Was liest Azémar eigentlich? Welche Romane? Darauf müssen wir beim Wiederlesen einmal achten, denn jetzt muß erst einmal die Handlung her, die in SUFF und SÜHNE so was von unglaublich ist, daß wir ihr Wort für Wort glauben. Bereits die ersten Seiten sind hinreißend. Schon wieder liegt der Inspektor im Bett. Auf der ersten Seite fordert er sofort unsere Erinnerung an das letzte ImBettLiegen heraus, als nämlich beim großen Erdbeben das Hotel zusammenstürzte und die Decke mit Wucht auf seinem Bett landete, er aber nur deshalb überlebte, weil seine Geliebte, die Frau des Chefs, auf ihm lag. Na klar, die war tot. Und daran erinnert er sich, als er jetzt aufwacht, sagt der Erzähler: „Es lag kein Frauenkörper als Schutz auf ihm.“

Und auch sonst kein Schutz, denn er ist den Dämonen hilflos ausgeliefert, die aus allen Ritzen und Spalten seiner Phantasie krabbeln, die sein Delirium, seine Fieberphantasien ihm vorgaukeln. Azémar ist auf Entzug. Dienstliche Anweisung. Sonst läuft nichts mehr. Natürlich nützt Autor Gary Victor die derzeitige Schwäche des Inspektors aus und läßt ihn hellsichtig im Nirwana von Leib und Seele stranden. Azémar äußert alle Ängste und kommt zu hellsichten Schlüssen, wie das so ist, losgelöst von der Realität.

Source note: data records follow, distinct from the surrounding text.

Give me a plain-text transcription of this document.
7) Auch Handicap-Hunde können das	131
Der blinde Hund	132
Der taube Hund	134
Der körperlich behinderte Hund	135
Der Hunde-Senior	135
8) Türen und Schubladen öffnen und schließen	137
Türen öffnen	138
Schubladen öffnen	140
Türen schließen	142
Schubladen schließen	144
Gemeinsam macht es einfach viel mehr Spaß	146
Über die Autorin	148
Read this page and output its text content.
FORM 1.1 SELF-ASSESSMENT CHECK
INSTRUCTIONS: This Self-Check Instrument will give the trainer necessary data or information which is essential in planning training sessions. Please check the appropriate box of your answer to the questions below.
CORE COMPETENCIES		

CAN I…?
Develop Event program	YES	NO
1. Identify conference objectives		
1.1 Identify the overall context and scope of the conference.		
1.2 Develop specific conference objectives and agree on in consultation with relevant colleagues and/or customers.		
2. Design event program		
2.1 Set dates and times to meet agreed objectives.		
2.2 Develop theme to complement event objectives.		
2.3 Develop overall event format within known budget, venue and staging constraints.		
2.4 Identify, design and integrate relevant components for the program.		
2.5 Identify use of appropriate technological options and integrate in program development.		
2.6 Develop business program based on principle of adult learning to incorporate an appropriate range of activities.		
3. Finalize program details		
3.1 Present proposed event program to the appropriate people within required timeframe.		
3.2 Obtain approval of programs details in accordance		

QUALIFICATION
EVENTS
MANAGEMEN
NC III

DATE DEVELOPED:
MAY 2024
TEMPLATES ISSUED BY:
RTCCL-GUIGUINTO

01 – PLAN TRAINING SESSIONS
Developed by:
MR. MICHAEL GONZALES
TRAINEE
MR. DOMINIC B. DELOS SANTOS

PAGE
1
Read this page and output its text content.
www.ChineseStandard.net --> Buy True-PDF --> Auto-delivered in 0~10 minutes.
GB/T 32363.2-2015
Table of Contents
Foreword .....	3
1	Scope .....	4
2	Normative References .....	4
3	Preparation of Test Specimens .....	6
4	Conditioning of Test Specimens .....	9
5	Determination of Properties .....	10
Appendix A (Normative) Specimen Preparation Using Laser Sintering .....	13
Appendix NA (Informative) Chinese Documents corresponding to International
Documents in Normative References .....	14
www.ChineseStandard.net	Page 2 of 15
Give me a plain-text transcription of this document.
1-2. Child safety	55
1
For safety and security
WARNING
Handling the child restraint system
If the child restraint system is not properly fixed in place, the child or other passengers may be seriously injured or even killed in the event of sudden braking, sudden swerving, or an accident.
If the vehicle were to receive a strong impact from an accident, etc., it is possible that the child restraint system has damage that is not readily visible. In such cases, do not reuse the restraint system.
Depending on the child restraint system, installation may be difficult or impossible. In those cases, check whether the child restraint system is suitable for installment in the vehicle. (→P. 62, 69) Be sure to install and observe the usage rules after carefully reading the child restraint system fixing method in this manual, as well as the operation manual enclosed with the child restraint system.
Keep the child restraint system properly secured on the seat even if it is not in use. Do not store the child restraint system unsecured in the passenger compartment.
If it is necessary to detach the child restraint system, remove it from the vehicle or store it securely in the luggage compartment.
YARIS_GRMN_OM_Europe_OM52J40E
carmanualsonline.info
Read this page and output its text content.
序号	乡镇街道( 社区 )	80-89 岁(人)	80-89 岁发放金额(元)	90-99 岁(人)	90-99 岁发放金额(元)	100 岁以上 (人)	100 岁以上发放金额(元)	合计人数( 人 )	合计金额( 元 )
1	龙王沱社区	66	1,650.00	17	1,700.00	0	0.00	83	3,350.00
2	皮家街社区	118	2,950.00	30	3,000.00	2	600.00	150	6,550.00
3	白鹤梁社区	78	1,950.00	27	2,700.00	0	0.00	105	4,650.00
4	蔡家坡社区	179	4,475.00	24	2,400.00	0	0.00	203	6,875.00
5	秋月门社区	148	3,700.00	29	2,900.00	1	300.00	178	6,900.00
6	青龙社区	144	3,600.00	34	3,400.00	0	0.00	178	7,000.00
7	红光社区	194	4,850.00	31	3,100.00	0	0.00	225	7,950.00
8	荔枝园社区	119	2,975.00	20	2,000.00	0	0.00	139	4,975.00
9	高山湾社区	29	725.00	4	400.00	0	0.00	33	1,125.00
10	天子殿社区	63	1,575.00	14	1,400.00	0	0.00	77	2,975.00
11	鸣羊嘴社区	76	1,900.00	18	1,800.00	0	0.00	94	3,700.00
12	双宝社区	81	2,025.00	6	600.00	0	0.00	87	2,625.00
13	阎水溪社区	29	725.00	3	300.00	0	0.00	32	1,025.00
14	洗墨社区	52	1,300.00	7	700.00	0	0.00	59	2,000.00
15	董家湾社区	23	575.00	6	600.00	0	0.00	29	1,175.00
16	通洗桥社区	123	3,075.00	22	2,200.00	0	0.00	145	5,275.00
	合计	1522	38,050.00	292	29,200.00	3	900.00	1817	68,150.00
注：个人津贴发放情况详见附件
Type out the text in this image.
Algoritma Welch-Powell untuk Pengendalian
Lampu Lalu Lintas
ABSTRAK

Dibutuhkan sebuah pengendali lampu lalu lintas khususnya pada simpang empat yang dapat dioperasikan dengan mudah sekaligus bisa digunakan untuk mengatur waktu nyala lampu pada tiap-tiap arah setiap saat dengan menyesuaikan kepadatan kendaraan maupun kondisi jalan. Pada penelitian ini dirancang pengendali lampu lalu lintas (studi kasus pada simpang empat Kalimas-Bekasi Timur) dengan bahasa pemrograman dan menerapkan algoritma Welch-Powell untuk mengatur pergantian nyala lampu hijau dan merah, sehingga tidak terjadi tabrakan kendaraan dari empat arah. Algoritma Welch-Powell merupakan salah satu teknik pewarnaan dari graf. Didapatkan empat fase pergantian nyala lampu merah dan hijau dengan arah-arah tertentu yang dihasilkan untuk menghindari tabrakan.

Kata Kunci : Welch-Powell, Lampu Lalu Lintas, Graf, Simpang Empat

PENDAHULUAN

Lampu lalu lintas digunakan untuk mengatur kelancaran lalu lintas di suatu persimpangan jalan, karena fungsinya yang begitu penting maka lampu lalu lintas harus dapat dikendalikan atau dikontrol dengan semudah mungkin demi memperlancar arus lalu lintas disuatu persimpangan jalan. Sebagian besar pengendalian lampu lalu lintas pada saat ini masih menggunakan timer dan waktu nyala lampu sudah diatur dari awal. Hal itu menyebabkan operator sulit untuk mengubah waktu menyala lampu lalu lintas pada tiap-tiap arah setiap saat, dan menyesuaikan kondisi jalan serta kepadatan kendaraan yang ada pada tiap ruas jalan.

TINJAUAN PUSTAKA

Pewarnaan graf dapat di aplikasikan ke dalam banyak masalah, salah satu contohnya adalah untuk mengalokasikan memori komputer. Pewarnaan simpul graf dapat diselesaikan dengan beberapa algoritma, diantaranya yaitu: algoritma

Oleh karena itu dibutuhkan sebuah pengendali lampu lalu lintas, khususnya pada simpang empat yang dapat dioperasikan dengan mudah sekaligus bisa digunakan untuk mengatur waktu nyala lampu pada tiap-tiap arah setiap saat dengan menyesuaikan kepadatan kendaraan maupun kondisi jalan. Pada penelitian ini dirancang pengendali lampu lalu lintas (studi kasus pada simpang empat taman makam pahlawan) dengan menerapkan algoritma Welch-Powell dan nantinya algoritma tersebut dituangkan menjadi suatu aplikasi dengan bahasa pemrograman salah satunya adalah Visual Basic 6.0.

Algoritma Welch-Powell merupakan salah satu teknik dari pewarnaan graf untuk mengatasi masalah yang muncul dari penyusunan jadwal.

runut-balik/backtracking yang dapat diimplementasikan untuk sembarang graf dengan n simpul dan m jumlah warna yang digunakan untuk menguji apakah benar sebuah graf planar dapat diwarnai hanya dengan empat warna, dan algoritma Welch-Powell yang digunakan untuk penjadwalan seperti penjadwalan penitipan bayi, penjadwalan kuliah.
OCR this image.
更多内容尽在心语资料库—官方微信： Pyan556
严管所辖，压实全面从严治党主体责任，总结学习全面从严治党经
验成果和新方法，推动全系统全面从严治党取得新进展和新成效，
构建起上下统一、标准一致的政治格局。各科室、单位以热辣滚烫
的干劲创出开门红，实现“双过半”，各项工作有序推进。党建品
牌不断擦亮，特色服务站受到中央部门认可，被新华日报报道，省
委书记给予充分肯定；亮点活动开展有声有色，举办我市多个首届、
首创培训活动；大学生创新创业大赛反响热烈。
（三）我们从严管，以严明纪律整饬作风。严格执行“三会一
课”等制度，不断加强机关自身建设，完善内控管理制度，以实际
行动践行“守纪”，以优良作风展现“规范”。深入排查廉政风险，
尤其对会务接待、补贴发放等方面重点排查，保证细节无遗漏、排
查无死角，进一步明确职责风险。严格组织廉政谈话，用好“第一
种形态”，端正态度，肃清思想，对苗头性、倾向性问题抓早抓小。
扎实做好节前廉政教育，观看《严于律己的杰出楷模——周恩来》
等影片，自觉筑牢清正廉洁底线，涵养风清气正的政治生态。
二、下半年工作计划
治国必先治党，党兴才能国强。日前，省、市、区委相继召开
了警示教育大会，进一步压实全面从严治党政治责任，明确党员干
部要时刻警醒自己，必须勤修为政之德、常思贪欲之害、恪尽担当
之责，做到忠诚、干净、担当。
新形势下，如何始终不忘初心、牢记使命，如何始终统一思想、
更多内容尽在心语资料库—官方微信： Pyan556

Diese Wirklichkeit dringt zwar immer in seine abgehobene Welt ein, aber er hat höchste  Schwierigkeiten, die Tarantel als eingebildete Verfolgerin, die vor der Tür stehende brasilianische Schönheit aber als echt zu erkennen. Wie gut, daß er das im letzten, aber wirklich dem allerletzten Moment immer erkennt und sich den ganzen Krimi über immer wieder aus den Fallstricken seiner Gegner befreien kann. Merksatz aus der Kleinbürgerweisheit: Nicht jeder, der eine Pistole auf Dich richtet, ist Dein Feind. Nicht jeder, den Du liebgewonnen hast, ist Dein Freund.

Damit ist zum einen die scharfe, und nun tote Brasilianerin gemeint, zum anderen sein Freund, der Dichter Pierre Quartier, auch tot, auch erschossen. Der Vater der Schönen war damals der brasilianische Kommandant der UN-Truppen, die Haiti befrieden sollten und half ihm in jenen Tagen nicht, den Freund zu retten. Auf jeden Fall wird dem Inspektor durch Fotos, die nicht geschönt sind, bewiesen, daß er diesen Mann, den Vater der Brasilianerin, erschossen hat.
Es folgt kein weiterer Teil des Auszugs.